2) Feedback is Immediate – To be in flow, you need immediate feedback to provide clarity on how well you are doing.
3) A Balance between Opportunity and Capacity – To create flow, it is critical for the task to both be within your abilities yet pushing your capabilities.  If the task is too difficult it will lead to anxiety.  Likewise, if too easy, it will lead to boredom.
4) Concentration Deepens – As we get further in flow, our concentration and focus deepens until the task is the only thing of which we are aware.  The distinctions between the task and self fade away.
5) The Present is What Matters – In flow, you become so involved in the task that all other issues and worries of life are no longer present in your being and thinking.
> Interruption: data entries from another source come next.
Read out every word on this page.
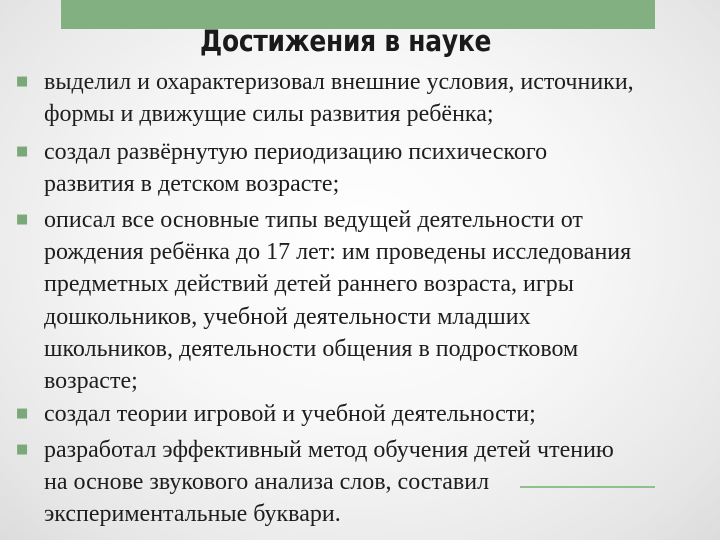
Достижения в науке
■ выделил и охарактеризовал внешние условия, источники,
формы и движущие силы развития ребёнка;
■ создал развёрнутую периодизацию психического
развития в детском возрасте;
■ описал все основные типы ведущей деятельности от
рождения ребёнка до 17 лет: им проведены исследования
предметных действий детей раннего возраста, игры
дошкольников, учебной деятельности младших
школьников, деятельности общения в подростковом
возрасте;
■ создал теории игровой и учебной деятельности;
■ разработал эффективный метод обучения детей чтению
на основе звукового анализа слов, составил
экспериментальные буквари.
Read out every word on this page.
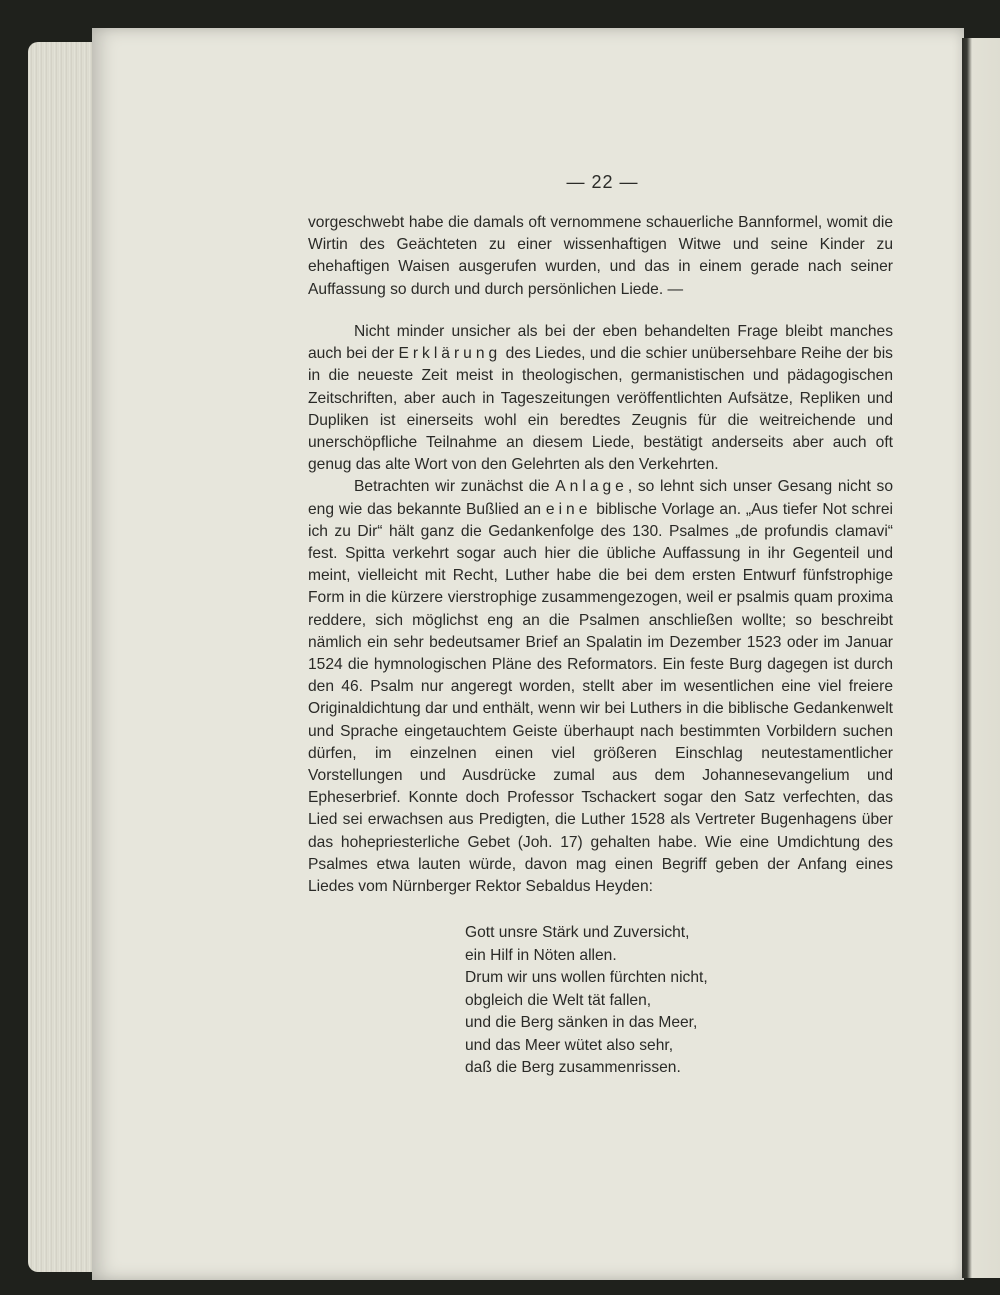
— 22 —

vorgeschwebt habe die damals oft vernommene schauerliche Bannformel, womit die Wirtin des Geächteten zu einer wissenhaftigen Witwe und seine Kinder zu ehehaftigen Waisen ausgerufen wurden, und das in einem gerade nach seiner Auffassung so durch und durch persönlichen Liede. —

Nicht minder unsicher als bei der eben behandelten Frage bleibt manches auch bei der Erklärung des Liedes, und die schier unübersehbare Reihe der bis in die neueste Zeit meist in theologischen, germanistischen und pädagogischen Zeitschriften, aber auch in Tageszeitungen veröffentlichten Aufsätze, Repliken und Dupliken ist einerseits wohl ein beredtes Zeugnis für die weitreichende und unerschöpfliche Teilnahme an diesem Liede, bestätigt anderseits aber auch oft genug das alte Wort von den Gelehrten als den Verkehrten.

Betrachten wir zunächst die Anlage, so lehnt sich unser Gesang nicht so eng wie das bekannte Bußlied an eine biblische Vorlage an. „Aus tiefer Not schrei ich zu Dir“ hält ganz die Gedankenfolge des 130. Psalmes „de profundis clamavi“ fest. Spitta verkehrt sogar auch hier die übliche Auffassung in ihr Gegenteil und meint, vielleicht mit Recht, Luther habe die bei dem ersten Entwurf fünfstrophige Form in die kürzere vierstrophige zusammengezogen, weil er psalmis quam proxima reddere, sich möglichst eng an die Psalmen anschließen wollte; so beschreibt nämlich ein sehr bedeutsamer Brief an Spalatin im Dezember 1523 oder im Januar 1524 die hymnologischen Pläne des Reformators. Ein feste Burg dagegen ist durch den 46. Psalm nur angeregt worden, stellt aber im wesentlichen eine viel freiere Originaldichtung dar und enthält, wenn wir bei Luthers in die biblische Gedankenwelt und Sprache eingetauchtem Geiste überhaupt nach bestimmten Vorbildern suchen dürfen, im einzelnen einen viel größeren Einschlag neutestamentlicher Vorstellungen und Ausdrücke zumal aus dem Johannesevangelium und Epheserbrief. Konnte doch Professor Tschackert sogar den Satz verfechten, das Lied sei erwachsen aus Predigten, die Luther 1528 als Vertreter Bugenhagens über das hohepriesterliche Gebet (Joh. 17) gehalten habe. Wie eine Umdichtung des Psalmes etwa lauten würde, davon mag einen Begriff geben der Anfang eines Liedes vom Nürnberger Rektor Sebaldus Heyden:

Gott unsre Stärk und Zuversicht,
ein Hilf in Nöten allen.
Drum wir uns wollen fürchten nicht,
obgleich die Welt tät fallen,
und die Berg sänken in das Meer,
und das Meer wütet also sehr,
daß die Berg zusammenrissen.
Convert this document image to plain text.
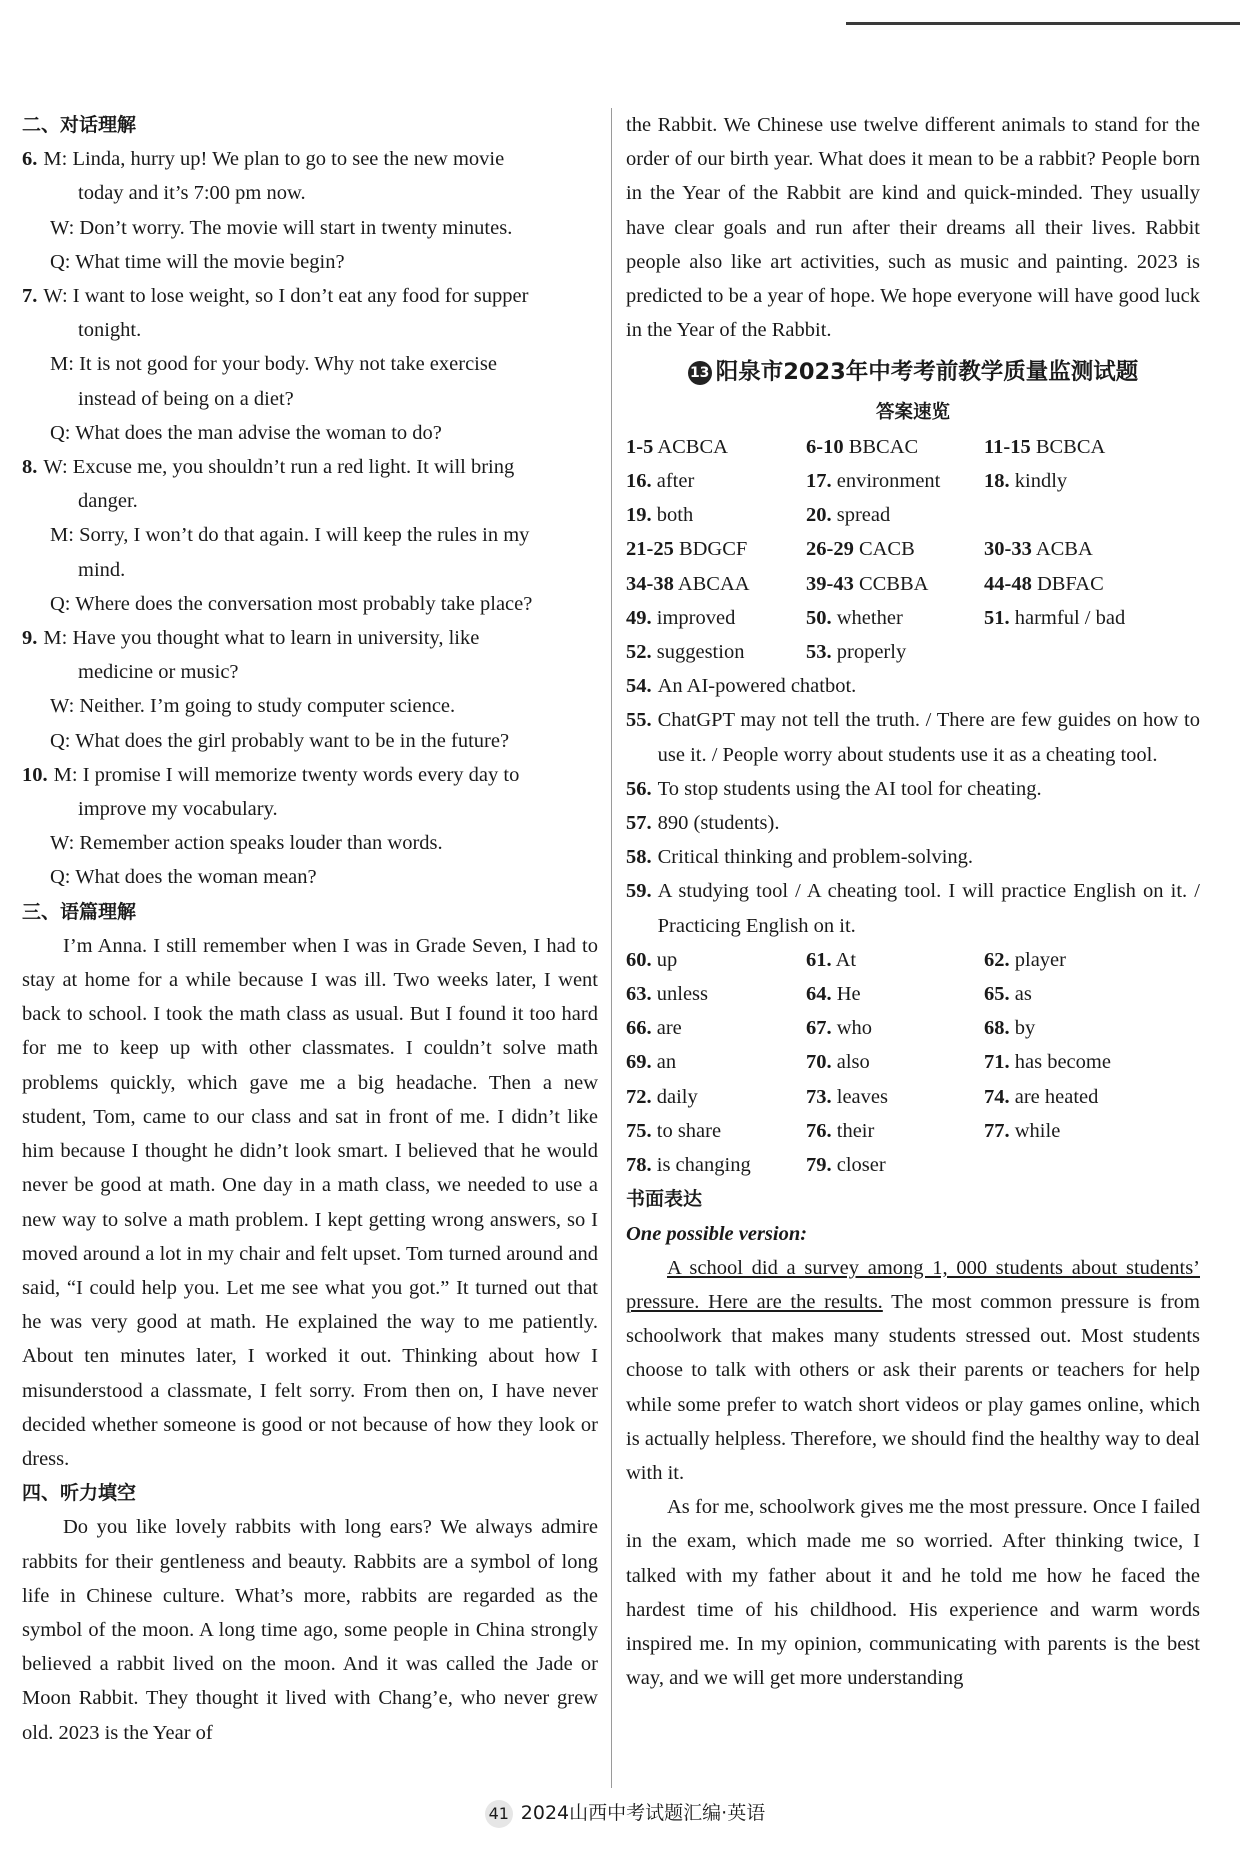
二、对话理解

6. M: Linda, hurry up! We plan to go to see the new movie

today and it’s 7:00 pm now.

W: Don’t worry. The movie will start in twenty minutes.
Q: What time will the movie begin?
7. W: I want to lose weight, so I don’t eat any food for supper

tonight.

M: It is not good for your body. Why not take exercise

instead of being on a diet?

Q: What does the man advise the woman to do?
8. W: Excuse me, you shouldn’t run a red light. It will bring

danger.

M: Sorry, I won’t do that again. I will keep the rules in my

mind.

Q: Where does the conversation most probably take place?
9. M: Have you thought what to learn in university, like

medicine or music?

W: Neither. I’m going to study computer science.
Q: What does the girl probably want to be in the future?
10. M: I promise I will memorize twenty words every day to

improve my vocabulary.

W: Remember action speaks louder than words.
Q: What does the woman mean?

三、语篇理解

I’m Anna. I still remember when I was in Grade Seven, I had to stay at home for a while because I was ill. Two weeks later, I went back to school. I took the math class as usual. But I found it too hard for me to keep up with other classmates. I couldn’t solve math problems quickly, which gave me a big headache. Then a new student, Tom, came to our class and sat in front of me. I didn’t like him because I thought he didn’t look smart. I believed that he would never be good at math. One day in a math class, we needed to use a new way to solve a math problem. I kept getting wrong answers, so I moved around a lot in my chair and felt upset. Tom turned around and said, “I could help you. Let me see what you got.” It turned out that he was very good at math. He explained the way to me patiently. About ten minutes later, I worked it out. Thinking about how I misunderstood a classmate, I felt sorry. From then on, I have never decided whether someone is good or not because of how they look or dress.

四、听力填空

Do you like lovely rabbits with long ears? We always admire rabbits for their gentleness and beauty. Rabbits are a symbol of long life in Chinese culture. What’s more, rabbits are regarded as the symbol of the moon. A long time ago, some people in China strongly believed a rabbit lived on the moon. And it was called the Jade or Moon Rabbit. They thought it lived with Chang’e, who never grew old. 2023 is the Year of

the Rabbit. We Chinese use twelve different animals to stand for the order of our birth year. What does it mean to be a rabbit? People born in the Year of the Rabbit are kind and quick-minded. They usually have clear goals and run after their dreams all their lives. Rabbit people also like art activities, such as music and painting. 2023 is predicted to be a year of hope. We hope everyone will have good luck in the Year of the Rabbit.

13 阳泉市2023年中考考前教学质量监测试题

答案速览

1-5 ACBCA	6-10 BBCAC	11-15 BCBCA
16. after	17. environment	18. kindly
19. both	20. spread
21-25 BDGCF	26-29 CACB	30-33 ACBA
34-38 ABCAA	39-43 CCBBA	44-48 DBFAC
49. improved	50. whether	51. harmful / bad
52. suggestion	53. properly
54. An AI-powered chatbot.
55. ChatGPT may not tell the truth. / There are few guides on how to use it. / People worry about students use it as a cheating tool.
56. To stop students using the AI tool for cheating.
57. 890 (students).
58. Critical thinking and problem-solving.
59. A studying tool / A cheating tool. I will practice English on it. / Practicing English on it.
60. up	61. At	62. player
63. unless	64. He	65. as
66. are	67. who	68. by
69. an	70. also	71. has become
72. daily	73. leaves	74. are heated
75. to share	76. their	77. while
78. is changing	79. closer

书面表达

One possible version:

A school did a survey among 1, 000 students about students’ pressure. Here are the results. The most common pressure is from schoolwork that makes many students stressed out. Most students choose to talk with others or ask their parents or teachers for help while some prefer to watch short videos or play games online, which is actually helpless. Therefore, we should find the healthy way to deal with it.

As for me, schoolwork gives me the most pressure. Once I failed in the exam, which made me so worried. After thinking twice, I talked with my father about it and he told me how he faced the hardest time of his childhood. His experience and warm words inspired me. In my opinion, communicating with parents is the best way, and we will get more understanding

41 2024山西中考试题汇编·英语
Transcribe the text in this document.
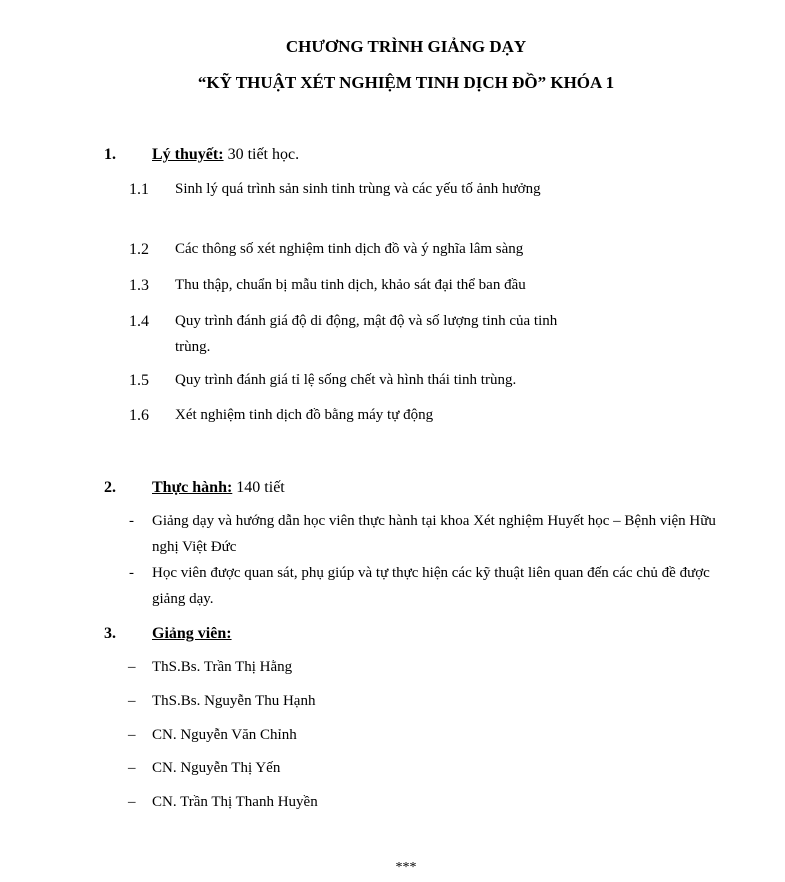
CHƯƠNG TRÌNH GIẢNG DẠY
“KỸ THUẬT XÉT NGHIỆM TINH DỊCH ĐỒ” KHÓA 1
1. Lý thuyết: 30 tiết học.
1.1 Sinh lý quá trình sản sinh tinh trùng và các yếu tố ảnh hưởng
1.2 Các thông số xét nghiệm tinh dịch đồ và ý nghĩa lâm sàng
1.3 Thu thập, chuẩn bị mẫu tinh dịch, khảo sát đại thể ban đầu
1.4 Quy trình đánh giá độ di động, mật độ và số lượng tinh của tinh trùng.
1.5 Quy trình đánh giá tỉ lệ sống chết và hình thái tinh trùng.
1.6 Xét nghiệm tinh dịch đồ bằng máy tự động
2. Thực hành: 140 tiết
- Giảng dạy và hướng dẫn học viên thực hành tại khoa Xét nghiệm Huyết học – Bệnh viện Hữu nghị Việt Đức
- Học viên được quan sát, phụ giúp và tự thực hiện các kỹ thuật liên quan đến các chủ đề được giảng dạy.
3. Giảng viên:
– ThS.Bs. Trần Thị Hằng
– ThS.Bs. Nguyễn Thu Hạnh
– CN. Nguyễn Văn Chỉnh
– CN. Nguyễn Thị Yến
– CN. Trần Thị Thanh Huyền
***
6) Control is No Problem – While in flow, you start to feel that you are in complete control of the situation and you can take its outcome wherever you desire.
7) The Sense of Time is Altered – In flow, you become so into a task that you lose track of time.  A common phenomena when coming out of flow is a wonder of what happened to the time.
8) The Loss of Ego – The deeper you get into flow, the more likely you are to lose your ego and become the task, unaware of your being.Plus 1:
The final aspect of flow, the Plus 1, is what Csikszentmihalyi called the autotelic (Auto=self, telos=goal) aspect.  In other words, in flow, you do the task for the sake of doing the task. As an example, a skier skis just for the sake of skiing, their joy comes simply from skiing.
When was the last time you were in flow? Look at the above list and find an activity where you experienced many of its conditions and you will know you were in flow.  Now, when was the last time you were in flow as a leader?